Hey all. Here’s what’s up this morning.
Cincinnati City Council yesterday passed its $1 billion fiscal year 2016-2017 budget despite worries that wrangling between council and the mayor could spiral into a partial city government shutdown. The budget council passed looks similar to the one proposed by City Manager Harry Black, though it includes the full $3 million for United Way-vetted human services agencies council requested last November. Black’s original budget funded traditional human services at a much lower level.
The budget process this time around was full of last-minute deals and switcheroos by various council members. Vice Mayor David Mann, for instance, stepped across the line between his fellow Democrats on council and Mayor John Cranley to help engineer the final deal. Mann’s negotiations sometimes caused chagrin among his fellow Democrats — his vote against giving infant mortality agency Cradle Cincinnati $275,000 made that priority vulnerable to a veto, which Cranley took advantage of. All told, Cranley vetoed six ordinances containing Democratic council priorities, including a $400,000 grant for Clifton Market and $150,000 for bike lanes. Council had a majority of five votes on those spending measures but couldn’t muster the sixth to override the mayor.

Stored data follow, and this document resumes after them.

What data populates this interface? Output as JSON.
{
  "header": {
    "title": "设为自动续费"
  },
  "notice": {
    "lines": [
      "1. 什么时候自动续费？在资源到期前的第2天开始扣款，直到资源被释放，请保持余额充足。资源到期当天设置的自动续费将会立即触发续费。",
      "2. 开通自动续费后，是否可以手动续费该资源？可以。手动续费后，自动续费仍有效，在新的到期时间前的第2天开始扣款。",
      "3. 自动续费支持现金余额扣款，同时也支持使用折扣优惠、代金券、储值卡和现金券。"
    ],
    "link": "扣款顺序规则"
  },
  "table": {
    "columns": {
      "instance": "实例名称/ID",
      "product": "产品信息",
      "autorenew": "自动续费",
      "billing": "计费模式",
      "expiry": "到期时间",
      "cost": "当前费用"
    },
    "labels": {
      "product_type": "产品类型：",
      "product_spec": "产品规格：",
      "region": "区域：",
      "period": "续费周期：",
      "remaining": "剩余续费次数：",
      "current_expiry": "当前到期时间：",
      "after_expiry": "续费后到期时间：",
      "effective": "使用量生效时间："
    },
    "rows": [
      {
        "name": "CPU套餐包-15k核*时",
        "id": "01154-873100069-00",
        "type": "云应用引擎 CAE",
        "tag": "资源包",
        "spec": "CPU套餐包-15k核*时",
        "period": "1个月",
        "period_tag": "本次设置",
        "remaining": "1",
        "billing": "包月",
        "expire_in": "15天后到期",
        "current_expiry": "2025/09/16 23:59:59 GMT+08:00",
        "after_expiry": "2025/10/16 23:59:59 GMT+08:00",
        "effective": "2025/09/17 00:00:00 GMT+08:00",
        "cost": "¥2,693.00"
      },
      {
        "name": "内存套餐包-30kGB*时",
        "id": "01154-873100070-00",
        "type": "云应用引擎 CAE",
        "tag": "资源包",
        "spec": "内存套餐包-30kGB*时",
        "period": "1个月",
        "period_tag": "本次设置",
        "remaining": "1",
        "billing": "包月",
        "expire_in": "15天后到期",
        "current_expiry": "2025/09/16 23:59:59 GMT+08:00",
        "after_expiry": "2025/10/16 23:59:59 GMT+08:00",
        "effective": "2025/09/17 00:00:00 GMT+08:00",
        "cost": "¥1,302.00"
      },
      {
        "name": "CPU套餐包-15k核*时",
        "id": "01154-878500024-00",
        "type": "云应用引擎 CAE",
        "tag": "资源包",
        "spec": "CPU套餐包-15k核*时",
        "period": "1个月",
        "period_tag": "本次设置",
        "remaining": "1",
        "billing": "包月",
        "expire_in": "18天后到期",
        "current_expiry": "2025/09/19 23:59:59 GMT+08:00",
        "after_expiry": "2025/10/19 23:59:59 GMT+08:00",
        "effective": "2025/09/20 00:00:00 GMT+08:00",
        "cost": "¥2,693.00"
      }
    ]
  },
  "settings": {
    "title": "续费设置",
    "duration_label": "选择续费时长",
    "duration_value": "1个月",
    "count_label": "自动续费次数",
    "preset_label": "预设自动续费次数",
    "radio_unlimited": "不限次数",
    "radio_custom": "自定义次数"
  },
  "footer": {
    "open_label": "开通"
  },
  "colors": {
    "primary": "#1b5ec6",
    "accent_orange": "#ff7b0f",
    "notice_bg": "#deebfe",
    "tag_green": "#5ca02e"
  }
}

You can read all about the fiscal fun times in our coverage here.
• One thing council didn’t pass yesterday was an agreement about who will operate the streetcar. That means the Southern Ohio Regional Transit Authority will step in to decide which bid to take — most likely the cheaper turnkey option, in which an outside management company chooses its own workers instead of unionized SORTA employees. That option came in at about $4 million, just under the city’s $4.2 million budget for operating the streetcar. Another management bid approved by council’s budget and finance committee Monday involved a company overseeing SORTA employees and came in at $4.7 million. SORTA officials have said in the past that they can’t take up a bid for which they don’t have the money, so it looks like the cheaper option will happen by default, despite pro-union Cranley and five Democrats on council backing the more expensive option.
• But hold up, wait, there’s controversy around those bids. The head of the Amalgamated Transit Union says SORTA is “playing games” with the bidding process and that a cheaper option involving unionized workers might be available. ATU head Troy Miller has been emailing council members saying that one of the bidders, a company called First Transit, didn’t make it as a final bid despite having a cheaper plan that used union workers. That plan would have cost about $4.1 million, just under budget. The company has called that option a turnkey proposal, but says it would use union members. Here’s more on that story in this article by WCPO.
• Speaking of SORTA, and in less divisive news, the agency has released real-time streaming bus-arrival data, which has enabled for the creation of a new app that allows users to track the progress of Metro buses. That app was developed by local tech company Gaslight and will be available starting today. That is amazing. Like, an app that actually does something useful in my life on a daily basis instead of just having me take pictures of the food I’m eating or posting about dogs or something.
• 3CDC will use at least some of the $45 million in federal new market tax credits it just received to change up Ziegler Park in Over-the-Rhine, officials with the development group announced today. The project, which will expand and renovate the park, according to 3CDC, is expected to cost $27 million. Programming in the park, including fitness classes and basketball leagues, will be part of the project. The development group has said it will not be eliminating basketball courts or the pool at the park, a major sticking point with community members during the developer’s changes to Washington Park on the other side of OTR in 2012.
• More last-minute changes to the state budget mean that some women’s health clinics that provide abortions might be in danger of closing, at least temporarily. Ohio law requires clinics to have admitting privileges with local hospitals, or to obtain a variance from the Ohio Department of Health. A new tweak to those laws in the state budget would require those clinics to obtain their variance from the state within 60 days or shut down. Planned Parenthood’s Elizabeth Campbell Surgical Center in Mount Auburn and the Women’s Med clinic in Dayton both operate on variances. The Planned Parenthood site in Cincinnati waited a full year to receive its variance last year and is currently awaiting another one. Women’s Med has waited two years for its exception. The state Senate expects to pass the budget today, after which it will negotiate its version with the Ohio House of Representatives ahead of a June 30 budget deadline.
• Finally, I don’t even know what to say about this other than to express some kind of unutterable sadness and anger. As you’ve probably already heard, nine people were shot to death while they prayed in a church in Charleston, South Carolina last night. The African Methodist Episcopal Church is an iconic, historically black church that has been serving black congregations since 1816. Charleston's Emanuel AME church, where the shooting took place, has been there since 1891 and has been a symbol of both refuge and resistance for the black community there. The suspected shooter, who was caught on video, is 21-year-old Dylann Roof, whose social media presence shows affiliation with or sympathy for white supremacist groups. Authorities are calling the shooting a hate crime. Among the dead, according to relatives, is South Carolina State Senator Clementa Pinckney, a civil rights leader and also the church’s pastor.